Existe o risco de que esse cenário se
repita? Acho que esses casos, alguns mais antigos, outros mais recentes,
mostram que é imprescindível quando se cuida de segurança pública não apenas
mudar leis, não apenas entupir as penitenciárias, mas cuidar do sistema. O que
fizemos em Pedrinhas? Eliminamos a terceirização indiscriminada que havia lá
com concurso público. Melhoramos os recursos humanos. Treinamos, capacitamos,
ampliamos as oportunidades de trabalho e de estudo. Nós tivemos no último Enem
900 presos inscritos, metade foi aprovada. É claro que ele não é um sistema
ainda imune a falhas, porque é um processo que leva tempo, mas a gente caminha
na direção certa e as estatísticas mostram isso.
“Exemplo é uma
palavra muito forte, mas acho que isso pode servir de referência, diria, do que
tem que acontecer a nível de Brasil. Não apenas essa demagogia populista,
simbólica e equivocada de prender todo mundo, mas cuidar também do modo como as
pessoas são presas, porque se forem presas de qualquer forma, você tá
justamente aumentando a violência na sociedade, o que, claro, ninguém deseja”.
Um
dos pontos que gerou mais discussão sobre o documento foi a questão da legítima
defesa, ou o excludente de ilicitude. Pode-se dizer que se trata de uma licença
para matar?
As causas de excludente de ilicitude já
existentes no código penal são suficientes: legítima defesa, estado de
necessidade, exercício regular do direito e cumprimento do dever legal. Não há
nenhum sentido em alterar isso.
Da forma como foi proposto, na verdade,
você terá a ampliação de casos de sacrifício de vidas. Nós vimos infelizmente
uma tragédia, um caso prático, do que pode acontecer com a generalização dessa
nova excludente de ilicitude, essa nova legítima defesa, que foi o caso do
supermercado Extra. É tipicamente o que o Sérgio Moro está tentando legalizar –
ou seja, o chamado excesso.
A pessoa, o vigilante no caso, tomado
por um medo, justificaria o seu excesso. “Eu me excedi porque estava tomado
pelo medo, pela surpresa, pelo espanto”, que são as palavras que estão no
projeto.
O
pacote também prevê a prisão após condenação em segunda instância, um ponto que
deve ser revisto pelo STF (Supremo Tribunal Federal) ainda neste ano. Acha que
a decisão perdurará?
Realmente é uma coisa inútil, porque o
que vai prevalecer é a interpretação do Supremo sobre a Constituição,
independente do que esteja no código de processo penal. É uma medida que
realmente parece uma preocupação de defender o que ele [o ministro Sergio Moro]

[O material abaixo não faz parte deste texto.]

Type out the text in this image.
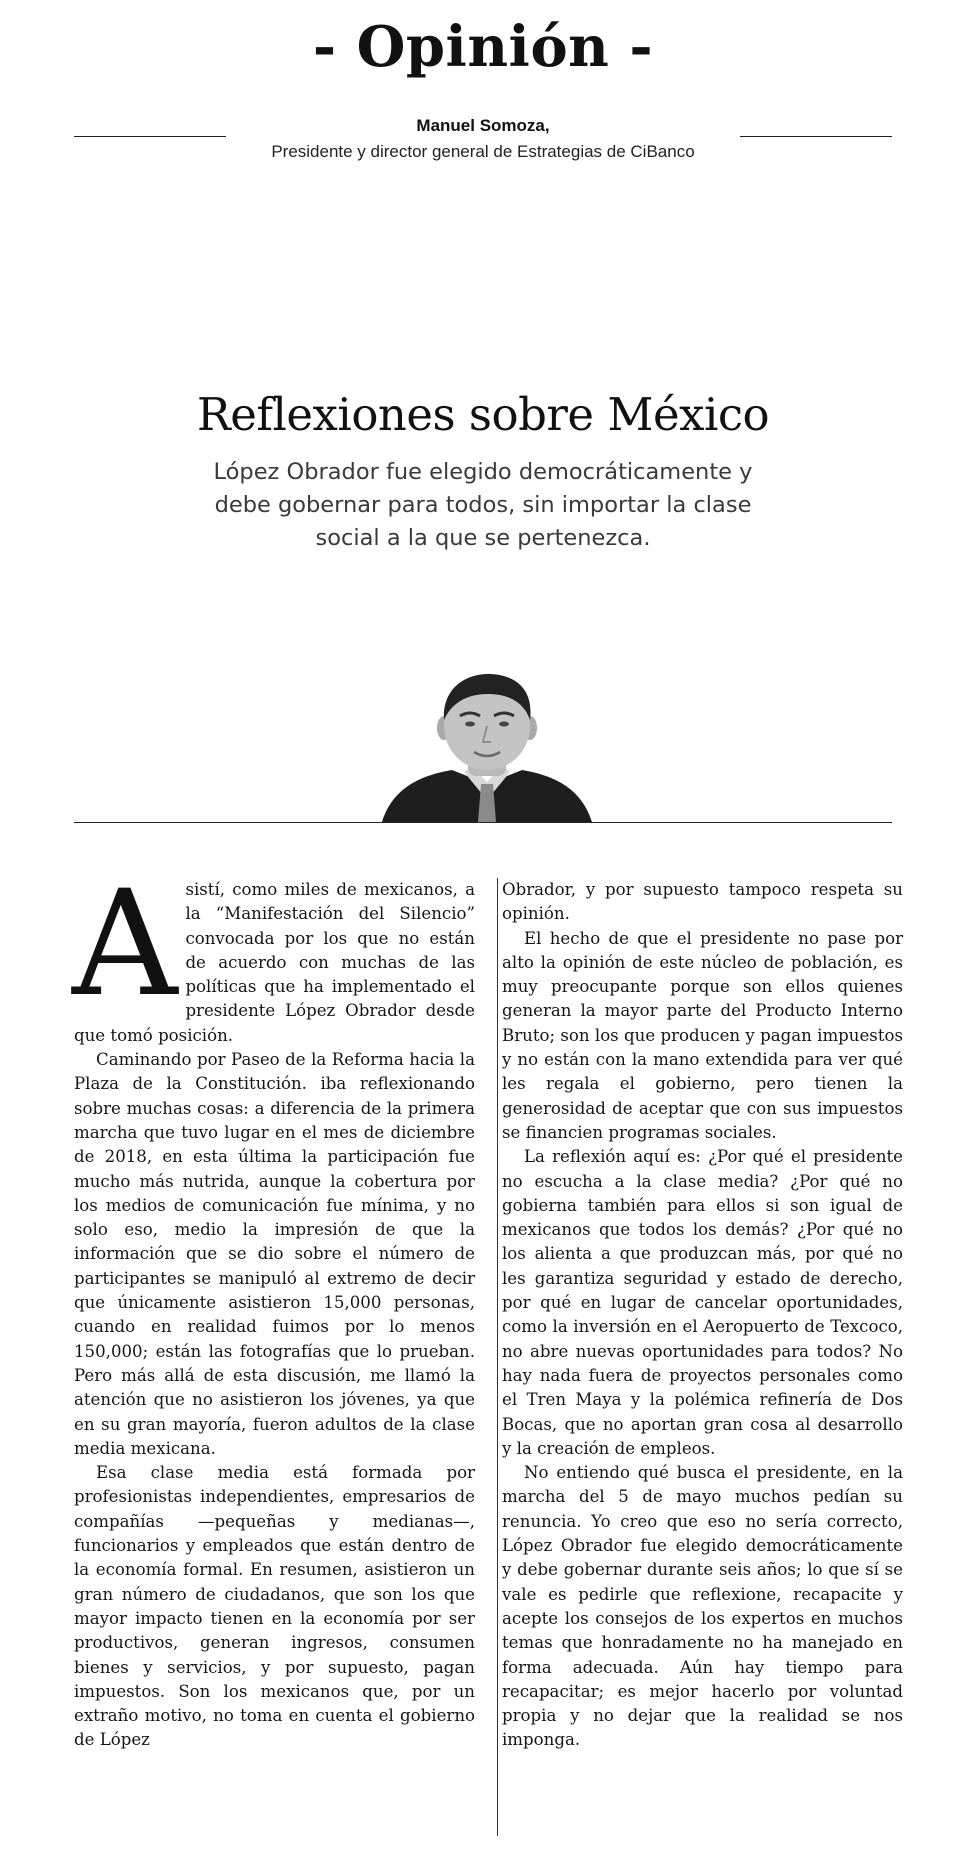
- Opinión -
Manuel Somoza,
Presidente y director general de Estrategias de CiBanco
Reflexiones sobre México
López Obrador fue elegido democráticamente y debe gobernar para todos, sin importar la clase social a la que se pertenezca.
A sistí, como miles de mexicanos, a la “Manifestación del Silencio” convocada por los que no están de acuerdo con muchas de las políticas que ha implementado el presidente López Obrador desde que tomó posición.

Caminando por Paseo de la Reforma hacia la Plaza de la Constitución. iba reflexionando sobre muchas cosas: a diferencia de la primera marcha que tuvo lugar en el mes de diciembre de 2018, en esta última la participación fue mucho más nutrida, aunque la cobertura por los medios de comunicación fue mínima, y no solo eso, medio la impresión de que la información que se dio sobre el número de participantes se manipuló al extremo de decir que únicamente asistieron 15,000 personas, cuando en realidad fuimos por lo menos 150,000; están las fotografías que lo prueban. Pero más allá de esta discusión, me llamó la atención que no asistieron los jóvenes, ya que en su gran mayoría, fueron adultos de la clase media mexicana.

Esa clase media está formada por profesionistas independientes, empresarios de compañías —pequeñas y medianas—, funcionarios y empleados que están dentro de la economía formal. En resumen, asistieron un gran número de ciudadanos, que son los que mayor impacto tienen en la economía por ser productivos, generan ingresos, consumen bienes y servicios, y por supuesto, pagan impuestos. Son los mexicanos que, por un extraño motivo, no toma en cuenta el gobierno de López

Obrador, y por supuesto tampoco respeta su opinión.

El hecho de que el presidente no pase por alto la opinión de este núcleo de población, es muy preocupante porque son ellos quienes generan la mayor parte del Producto Interno Bruto; son los que producen y pagan impuestos y no están con la mano extendida para ver qué les regala el gobierno, pero tienen la generosidad de aceptar que con sus impuestos se financien programas sociales.

La reflexión aquí es: ¿Por qué el presidente no escucha a la clase media? ¿Por qué no gobierna también para ellos si son igual de mexicanos que todos los demás? ¿Por qué no los alienta a que produzcan más, por qué no les garantiza seguridad y estado de derecho, por qué en lugar de cancelar oportunidades, como la inversión en el Aeropuerto de Texcoco, no abre nuevas oportunidades para todos? No hay nada fuera de proyectos personales como el Tren Maya y la polémica refinería de Dos Bocas, que no aportan gran cosa al desarrollo y la creación de empleos.

No entiendo qué busca el presidente, en la marcha del 5 de mayo muchos pedían su renuncia. Yo creo que eso no sería correcto, López Obrador fue elegido democráticamente y debe gobernar durante seis años; lo que sí se vale es pedirle que reflexione, recapacite y acepte los consejos de los expertos en muchos temas que honradamente no ha manejado en forma adecuada. Aún hay tiempo para recapacitar; es mejor hacerlo por voluntad propia y no dejar que la realidad se nos imponga.
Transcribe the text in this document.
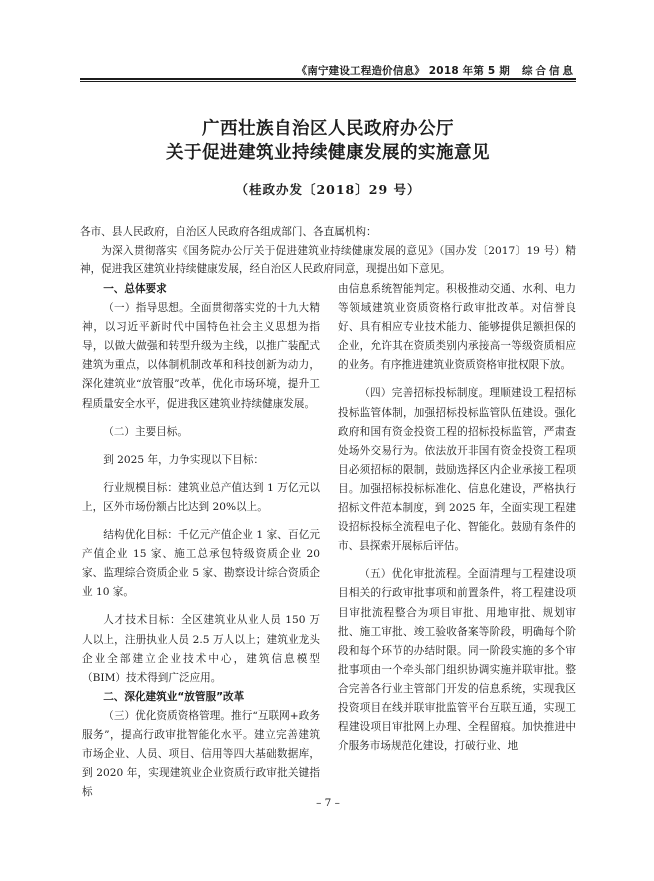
《南宁建设工程造价信息》 2018 年第 5 期 综合信息
广西壮族自治区人民政府办公厅
关于促进建筑业持续健康发展的实施意见
（桂政办发〔2018〕29 号）

各市、县人民政府，自治区人民政府各组成部门、各直属机构：

为深入贯彻落实《国务院办公厅关于促进建筑业持续健康发展的意见》（国办发〔2017〕19 号）精神，促进我区建筑业持续健康发展，经自治区人民政府同意，现提出如下意见。

一、总体要求

（一）指导思想。全面贯彻落实党的十九大精神，以习近平新时代中国特色社会主义思想为指导，以做大做强和转型升级为主线，以推广装配式建筑为重点，以体制机制改革和科技创新为动力，深化建筑业“放管服”改革，优化市场环境，提升工程质量安全水平，促进我区建筑业持续健康发展。

（二）主要目标。

到 2025 年，力争实现以下目标：

行业规模目标：建筑业总产值达到 1 万亿元以上，区外市场份额占比达到 20%以上。

结构优化目标：千亿元产值企业 1 家、百亿元产值企业 15 家、施工总承包特级资质企业 20 家、监理综合资质企业 5 家、勘察设计综合资质企业 10 家。

人才技术目标：全区建筑业从业人员 150 万人以上，注册执业人员 2.5 万人以上；建筑业龙头企业全部建立企业技术中心，建筑信息模型（BIM）技术得到广泛应用。

二、深化建筑业“放管服”改革

（三）优化资质资格管理。推行“互联网+政务服务”，提高行政审批智能化水平。建立完善建筑市场企业、人员、项目、信用等四大基础数据库，到 2020 年，实现建筑业企业资质行政审批关键指标

由信息系统智能判定。积极推动交通、水利、电力等领域建筑业资质资格行政审批改革。对信誉良好、具有相应专业技术能力、能够提供足额担保的企业，允许其在资质类别内承接高一等级资质相应的业务。有序推进建筑业资质资格审批权限下放。

（四）完善招标投标制度。理顺建设工程招标投标监管体制，加强招标投标监管队伍建设。强化政府和国有资金投资工程的招标投标监管，严肃查处场外交易行为。依法放开非国有资金投资工程项目必须招标的限制，鼓励选择区内企业承接工程项目。加强招标投标标准化、信息化建设，严格执行招标文件范本制度，到 2025 年，全面实现工程建设招标投标全流程电子化、智能化。鼓励有条件的市、县探索开展标后评估。

（五）优化审批流程。全面清理与工程建设项目相关的行政审批事项和前置条件，将工程建设项目审批流程整合为项目审批、用地审批、规划审批、施工审批、竣工验收备案等阶段，明确每个阶段和每个环节的办结时限。同一阶段实施的多个审批事项由一个牵头部门组织协调实施并联审批。整合完善各行业主管部门开发的信息系统，实现我区投资项目在线并联审批监管平台互联互通，实现工程建设项目审批网上办理、全程留痕。加快推进中介服务市场规范化建设，打破行业、地

– 7 –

próprio fez no caso do Lula. Mais uma defesa de um ponto de vista do que
propriamente a solução de um problema.
Rui
Costa deu uma entrevista à Folha defendendo o pacote e o endurecimento de
penas, que é uma ideia promovida pelo governo Bolsonaro. Como vê essas
declarações vindas de outro governador do Nordeste e de um partido aliado como
o PT?
Eu não vi a entrevista do Rui, também
não conversei com ele sobre isso. Imagino que ele esteja se referindo a uma ou
outra medida. O pacote não é de todo ruim, tem coisas razoáveis. O problema é
que o conjunto da obra é ruim. A história brasileira mostra que não é puramente
aumentando pena que você diminui a criminalidade.
Quais
são as medidas positivas no pacote?
Me agrada por exemplo a introdução da
chamada barganha, o “plea bargain”. Acho que isso aparece em bons termos ali. É
uma via rápida para crimes de menor potencial ofensivo, com pena de até quatro
anos, e que podem se converter nas chamadas penas alternativas, como prestação
de serviços à comunidade para crimes cometidos sem violência. É algo que pode
agilizar o conjunto do sistema de Justiça. Você está liberando tempo do
judiciário para cuidar dos casos mais graves.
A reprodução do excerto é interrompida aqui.